The US has said that Israel had “every right” to expel a UN monitoring force from the occupied West Bank city of Hebron.
US State Department spokesman Robert Palladino yesterday said that it was Israel’s right not to renew the mandate of the Temporary International Presence in Hebron (TIPH), a UN body which monitors the situation in Hebron in the occupied West Bank. TIPH’s mandate must be renewed every six months by Israel and the Palestinian Authority (PA) under the 1997 Interim Agreement, which was signed in the wake of the Oslo Accords.
Palladino told a US press briefing that:
Regardless of whether one agrees or disagrees with the Israeli decision not to renew [TIPH’s mandate], it would be inaccurate to accuse Israel of not having the right to make this decision under the 1997 agreement. This is a sovereign decision and it’s the right of either party to make that agreement.
The spokesman was responding to questions on the US’ decision yesterday to block a proposed UN Security Council statement expressing regret over Israel’s decision to expel TIPH. Palladino did not waver in his position, saying again that the 1997 agreement “clearly states that the consent of both the Israelis and the Palestinians is required in order to extend the mandate and presence of the TIPH,” Arutz Sheva reported.

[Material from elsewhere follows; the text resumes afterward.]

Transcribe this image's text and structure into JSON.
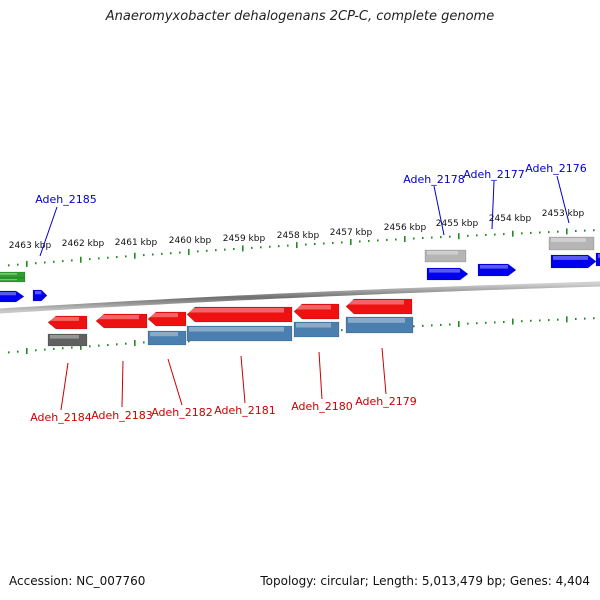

The Security Council had convened at the request of Kuwait and Indonesia, which had called for a statement to be discussed which would condemn Israel’s unilateral withdrawal from the agreement and call for “calm and restraint” in Hebron. However, the US had quickly moved to block the discussion, in a move seen as yet another bid to protect its key ally Israel from condemnation and repercussions at the UN.
A number of countries have criticised Israel’s decision to expel TIPH, including Norway and Turkey. Fatah – the Palestinian faction which dominates the PA – also lambasted the move, saying that “the only explanation for the Israeli decision is that it plans to seize the [Hebron’s] Old City and the Ibrahimi Mosque”. The PA also called on the UN to protect Palestinians in Hebron, saying the international body must “guarantee the safety and protection of the people of Palestine” until “the end of Israel’s belligerent occupation”.
Israeli Prime Minister Benjamin Netanyahu announced his decision to expel TIPH from Hebron last week, saying he would “not allow the continued presence of an international force that acts against us [Israel]”. Netanyahu did not however elaborate on the ways in which TIPH had acted against Israel, nor did he provide evidence of his claims.
Israeli politicians had long been pressuring Netanyahu to act against TIPH. Earlier in January, Israel’s Public Security and Strategic Affairs Minister, Gilad Erdan, sent a letter to Netanyahu to push him to make the decision. Erdan wrote that TIPH is “hostile to Israel rather than a neutral force, and is harmful to both the Israeli soldiers stationed in Hebron and the [illegal] Jewish settlers that live there”.
Erdan also linked his opposition to the UN monitoring force to his long-time battle against the Boycott, Divestment and Sanctions (BDS) movement, saying: “It is no wonder that a force, composed of […] pro-Palestinian countries that sponsor boycotts [of Israel] such as Sweden and Norway, interferes with IDF soldiers and police, creates friction with the settlers, cooperates with radical organisations and promotes the delegitimisation of Israel.”